There’s been drama after drama.
Who, then, are the economists that guide the “government”? The public must know. The public pays the price for this. The public must hold all administrations accountable regardless of which party is in power.
“Power” is the keyword, isn’t it? What they hanker after. That is not our business. Our business is to get the entitlements we elected them for. Not to help them line their pockets. Not to make excuses for their obvious lack of interest in the voters who put them there. Not to ensure that their political hangers-on and bootlickers are kept employed, replete with contracts or the promise of politically-orchestrated personal futures.

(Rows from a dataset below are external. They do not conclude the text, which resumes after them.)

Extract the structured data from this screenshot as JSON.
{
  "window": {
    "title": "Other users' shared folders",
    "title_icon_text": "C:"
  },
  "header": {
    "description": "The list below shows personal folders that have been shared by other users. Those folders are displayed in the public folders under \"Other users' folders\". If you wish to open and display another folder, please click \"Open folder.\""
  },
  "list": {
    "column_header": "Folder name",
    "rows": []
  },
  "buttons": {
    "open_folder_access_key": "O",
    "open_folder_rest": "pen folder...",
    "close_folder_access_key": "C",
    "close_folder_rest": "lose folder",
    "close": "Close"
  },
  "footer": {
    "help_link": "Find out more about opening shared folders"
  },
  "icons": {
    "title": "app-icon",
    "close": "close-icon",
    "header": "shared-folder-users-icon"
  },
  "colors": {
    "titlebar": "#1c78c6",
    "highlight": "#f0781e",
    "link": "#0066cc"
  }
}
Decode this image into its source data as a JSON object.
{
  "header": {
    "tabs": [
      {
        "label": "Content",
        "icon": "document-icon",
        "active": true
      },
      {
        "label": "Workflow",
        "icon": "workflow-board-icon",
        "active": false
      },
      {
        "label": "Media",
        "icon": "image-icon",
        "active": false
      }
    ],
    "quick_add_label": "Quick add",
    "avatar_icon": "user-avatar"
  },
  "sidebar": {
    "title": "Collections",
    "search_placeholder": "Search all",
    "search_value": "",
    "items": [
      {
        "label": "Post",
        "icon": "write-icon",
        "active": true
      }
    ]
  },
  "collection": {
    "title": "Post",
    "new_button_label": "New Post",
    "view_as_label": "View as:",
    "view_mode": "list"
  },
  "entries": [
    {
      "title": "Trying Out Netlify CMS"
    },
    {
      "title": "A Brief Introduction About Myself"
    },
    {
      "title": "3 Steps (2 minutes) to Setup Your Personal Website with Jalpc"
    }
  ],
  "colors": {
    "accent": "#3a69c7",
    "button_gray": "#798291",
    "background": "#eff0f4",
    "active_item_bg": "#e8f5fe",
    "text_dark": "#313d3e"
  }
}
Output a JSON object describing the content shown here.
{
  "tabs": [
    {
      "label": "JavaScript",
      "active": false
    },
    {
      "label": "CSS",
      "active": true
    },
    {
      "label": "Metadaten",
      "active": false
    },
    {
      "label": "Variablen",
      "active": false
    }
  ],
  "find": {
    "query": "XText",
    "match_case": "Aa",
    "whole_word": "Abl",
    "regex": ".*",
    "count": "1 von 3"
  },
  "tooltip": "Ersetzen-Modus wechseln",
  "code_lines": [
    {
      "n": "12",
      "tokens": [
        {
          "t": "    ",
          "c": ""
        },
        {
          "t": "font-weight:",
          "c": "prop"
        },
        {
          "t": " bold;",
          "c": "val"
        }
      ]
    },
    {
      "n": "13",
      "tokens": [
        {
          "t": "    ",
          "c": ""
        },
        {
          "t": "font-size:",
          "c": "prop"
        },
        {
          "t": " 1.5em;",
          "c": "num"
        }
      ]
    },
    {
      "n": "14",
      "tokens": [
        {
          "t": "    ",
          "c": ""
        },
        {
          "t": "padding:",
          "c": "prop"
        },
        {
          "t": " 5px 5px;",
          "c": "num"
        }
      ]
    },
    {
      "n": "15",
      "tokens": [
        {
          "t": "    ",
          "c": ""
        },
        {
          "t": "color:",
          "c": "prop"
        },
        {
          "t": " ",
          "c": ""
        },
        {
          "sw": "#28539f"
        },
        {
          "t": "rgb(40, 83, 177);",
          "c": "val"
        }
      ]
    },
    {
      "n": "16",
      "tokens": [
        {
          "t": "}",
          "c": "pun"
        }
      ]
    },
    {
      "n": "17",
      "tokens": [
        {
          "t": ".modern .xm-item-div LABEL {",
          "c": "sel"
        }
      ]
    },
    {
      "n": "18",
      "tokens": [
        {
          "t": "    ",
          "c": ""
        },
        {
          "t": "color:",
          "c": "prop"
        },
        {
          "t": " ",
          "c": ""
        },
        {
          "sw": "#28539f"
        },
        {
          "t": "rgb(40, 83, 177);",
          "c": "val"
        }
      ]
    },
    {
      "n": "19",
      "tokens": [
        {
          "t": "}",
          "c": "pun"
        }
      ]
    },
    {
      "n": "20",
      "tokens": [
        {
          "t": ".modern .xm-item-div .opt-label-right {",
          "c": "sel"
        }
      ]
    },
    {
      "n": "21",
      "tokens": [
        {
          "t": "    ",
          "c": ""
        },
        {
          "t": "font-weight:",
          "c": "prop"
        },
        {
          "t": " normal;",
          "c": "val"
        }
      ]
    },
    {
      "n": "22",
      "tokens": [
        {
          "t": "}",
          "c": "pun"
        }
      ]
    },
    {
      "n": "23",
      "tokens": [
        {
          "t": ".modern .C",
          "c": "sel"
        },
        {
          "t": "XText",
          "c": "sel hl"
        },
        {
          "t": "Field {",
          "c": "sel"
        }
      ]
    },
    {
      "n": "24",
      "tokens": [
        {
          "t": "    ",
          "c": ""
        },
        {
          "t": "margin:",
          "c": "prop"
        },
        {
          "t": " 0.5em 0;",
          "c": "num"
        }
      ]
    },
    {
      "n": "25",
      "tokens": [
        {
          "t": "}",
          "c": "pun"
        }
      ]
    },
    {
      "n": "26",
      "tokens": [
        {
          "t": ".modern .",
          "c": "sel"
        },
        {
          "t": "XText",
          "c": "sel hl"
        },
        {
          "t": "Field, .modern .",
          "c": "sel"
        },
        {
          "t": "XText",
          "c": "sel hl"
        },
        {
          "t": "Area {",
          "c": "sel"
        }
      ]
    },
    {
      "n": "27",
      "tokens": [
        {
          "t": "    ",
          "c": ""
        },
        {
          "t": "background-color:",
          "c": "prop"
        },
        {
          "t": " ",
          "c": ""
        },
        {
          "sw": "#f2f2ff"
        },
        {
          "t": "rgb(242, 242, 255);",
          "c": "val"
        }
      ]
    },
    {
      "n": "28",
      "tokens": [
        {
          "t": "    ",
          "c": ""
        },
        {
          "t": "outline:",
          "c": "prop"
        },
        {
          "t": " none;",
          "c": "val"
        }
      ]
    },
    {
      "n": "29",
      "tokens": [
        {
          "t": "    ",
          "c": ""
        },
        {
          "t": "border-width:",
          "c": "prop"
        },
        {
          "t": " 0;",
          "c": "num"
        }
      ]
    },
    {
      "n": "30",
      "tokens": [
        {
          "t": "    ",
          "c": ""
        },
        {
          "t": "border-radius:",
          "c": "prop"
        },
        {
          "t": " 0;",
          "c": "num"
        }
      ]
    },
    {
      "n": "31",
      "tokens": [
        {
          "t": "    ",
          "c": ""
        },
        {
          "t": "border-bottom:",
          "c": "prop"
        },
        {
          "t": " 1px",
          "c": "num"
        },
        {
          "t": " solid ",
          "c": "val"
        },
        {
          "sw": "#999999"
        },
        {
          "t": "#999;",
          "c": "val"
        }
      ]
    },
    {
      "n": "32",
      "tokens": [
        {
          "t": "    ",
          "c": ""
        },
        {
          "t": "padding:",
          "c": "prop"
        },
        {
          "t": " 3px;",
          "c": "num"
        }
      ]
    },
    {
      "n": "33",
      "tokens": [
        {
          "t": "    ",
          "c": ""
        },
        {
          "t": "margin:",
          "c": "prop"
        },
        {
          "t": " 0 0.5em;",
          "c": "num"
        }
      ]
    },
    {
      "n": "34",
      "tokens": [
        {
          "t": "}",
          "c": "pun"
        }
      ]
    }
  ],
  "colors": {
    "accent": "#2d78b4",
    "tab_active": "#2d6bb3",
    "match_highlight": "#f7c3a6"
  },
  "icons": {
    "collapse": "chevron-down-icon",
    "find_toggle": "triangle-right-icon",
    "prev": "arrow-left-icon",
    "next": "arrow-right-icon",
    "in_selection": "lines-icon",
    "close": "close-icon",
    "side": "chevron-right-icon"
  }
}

And certainly not to ensure that their dynasties are intact.
If you feel a lack of focus and absence of policymaking, perhaps you’re not wrong. If you feel the “government” has lost its grip, perhaps it has. If you feel their only plan to earn revenue is to extract it from us, perhaps it is. If you can’t understand ISBs, credit lines, currency swaps and what-not, perhaps you’re not supposed to.
If you feel let down and scared, perhaps more people than you imagine feel the same. If you’re worried about securing your child’s future in an environment where nothing makes sense, where chaos and directionlessness overshadow everything else, I am too.
And if you fret that, however much you work, work and work, the money you earn won’t be enough to send your kids the hell out of a country you raised them to love and serve, I do too.
The problem, however, is us. This isn’t the first “government” that treated us with such contempt. The last administration, with its infighting, personality clashes, subterfuge, deal-making, dire inefficiency and corruption, did the same. The dispensations before that were also awful. We have come to accept and tolerate varying degrees of badness.
Do we believe we don’t deserve better? Why are we not demanding more or, today, even the basics?
Surely, the answer isn’t in changing who is in charge? It is in making whoever we elect DO THE JOB.
Our failure to be unrelenting and unyielding in holding them to account for their promises is what got us here. And our willingness to turn a blind eye when they stuff our institutions–our departments, corporations, ministries–with political henchmen that serve the appointing authorities and not the public that pays their salaries.
Whether it’s Gota, Mahinda, Sirisena, Sajith, Anura Kumara or anyone else, unless we demand better–and not negotiate on that–they will all treat us with the disdain we deserve.